In any event, the baby nurse is now gone, and my brother and sister in law are in it on their own. And they are doing splendidly.  But the next time I am in town, I am feeding that baby.  Do you hear me, baby nurse?  I am feeding that baby!


  1. I find the whole baby nurse phenomenon pretty fascinating. I hate to make reference to Bravo, but Bethenny Frankel had a baby nurse when she gave birth, and it seemed from that show that she had a very similar baby nurse to your sister in law's.

    One of my co-workers works nights as a nurse in the NICU and likes to tell me what to do a lot, and that's already too much inteference for my taste. And she's an actual 'Baby Nurse'!

  2. Frenchie - please don't ever apologize for referencing Bravo. It occupies a huge part of my psyche. In any event, yes, it is kind of like Bethenny's baby nurse. Except she didn't talk about sex all the time. And she only stayed with my brother and sister in law for a week. And she didn't take them to some weird witchcraft/religious ceremony.

  3. There are baby nurses that are real nurses with university degrees and many years of experience caring for moms and babies.
    I am one...and my husband is also a lawyer.
    Some of us prefer to care for one mom and one baby at a time..instead of working with 40 moms and babies at a time. I did that for many years. :)
    I certainly would have corrected the "newborn specialist, or newborn nanny" in your sister in laws home. The Board of Nursing insists they do not call themselves nurses.

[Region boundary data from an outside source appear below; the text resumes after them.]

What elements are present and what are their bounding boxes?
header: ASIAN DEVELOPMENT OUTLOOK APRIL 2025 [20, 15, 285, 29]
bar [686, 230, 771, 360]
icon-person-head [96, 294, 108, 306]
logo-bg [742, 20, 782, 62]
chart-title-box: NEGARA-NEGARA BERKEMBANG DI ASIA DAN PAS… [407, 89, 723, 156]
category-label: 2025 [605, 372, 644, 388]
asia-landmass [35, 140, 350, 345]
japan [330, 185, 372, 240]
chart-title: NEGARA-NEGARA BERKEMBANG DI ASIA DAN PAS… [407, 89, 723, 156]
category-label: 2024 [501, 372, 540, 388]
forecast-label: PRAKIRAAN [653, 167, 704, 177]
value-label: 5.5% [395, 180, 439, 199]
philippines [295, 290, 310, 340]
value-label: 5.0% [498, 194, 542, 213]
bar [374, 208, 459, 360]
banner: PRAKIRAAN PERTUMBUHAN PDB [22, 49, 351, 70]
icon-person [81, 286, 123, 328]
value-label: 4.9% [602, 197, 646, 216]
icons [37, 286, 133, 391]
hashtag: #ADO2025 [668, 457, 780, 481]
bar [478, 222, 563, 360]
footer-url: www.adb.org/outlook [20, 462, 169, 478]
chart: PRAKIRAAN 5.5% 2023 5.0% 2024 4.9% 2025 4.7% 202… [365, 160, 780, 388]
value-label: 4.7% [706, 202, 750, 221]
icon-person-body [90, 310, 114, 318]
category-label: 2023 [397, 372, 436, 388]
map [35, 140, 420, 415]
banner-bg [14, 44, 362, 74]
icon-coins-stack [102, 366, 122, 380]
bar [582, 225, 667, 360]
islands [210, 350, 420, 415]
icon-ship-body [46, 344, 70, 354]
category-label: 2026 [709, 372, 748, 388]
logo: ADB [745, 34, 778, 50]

Just like legal secretaries may not call themselves "lawyers". Thank you for the reminds me how much I adore my mothers and my babies.

  4. Yes, these women in white scrubs calling themselves "nurses" when they do not have the degree and the license are really practicing the profession w/o a license, which is a felony.

  5. This is exactly why I started a company offering postpartum doulas instead of baby nurses in the Philadelphia area. Baby nurses are there JUST for the baby, they are trained in all things baby, and that's about it. But postpartum doulas are professionally trained to understand the needs of and care for the entire postpartum family. Including everything from understanding the emotional needs of a mom who's just had a baby and all the hormones that go along with that, the physical needs of a newly postpartum mom which include but are not limited to sitz bathes, special diets, c-section comfort measures, etc etc. as well as the needs of the baby, AS WELL as the needs of everyone else in the family(ie dad's adjustment, pet adjustment and sibling adjustment). A postpartum doulas job is not to teach her values and instill them on the new family, but rather to discuss with the new family their values and help them achieve their dream postpartum period. So for example, a postpartum doula very quickly know how important it was for you to hold your new nephew and help you with that. A postpartum doula will also have great social skills to understand when information giving would be appropriate and when it wasn't needed. The postpartum doula would have a great understand of the entire family and extended family which we discuss in our initial family needs assessments.

    We don't take over the role of mom or dad(or Aunt!), but rather nurture you so you can nurture your baby.

    Although this response is way way late, I hope I've given you and your readers some helpful information about alternative postpartum helpers.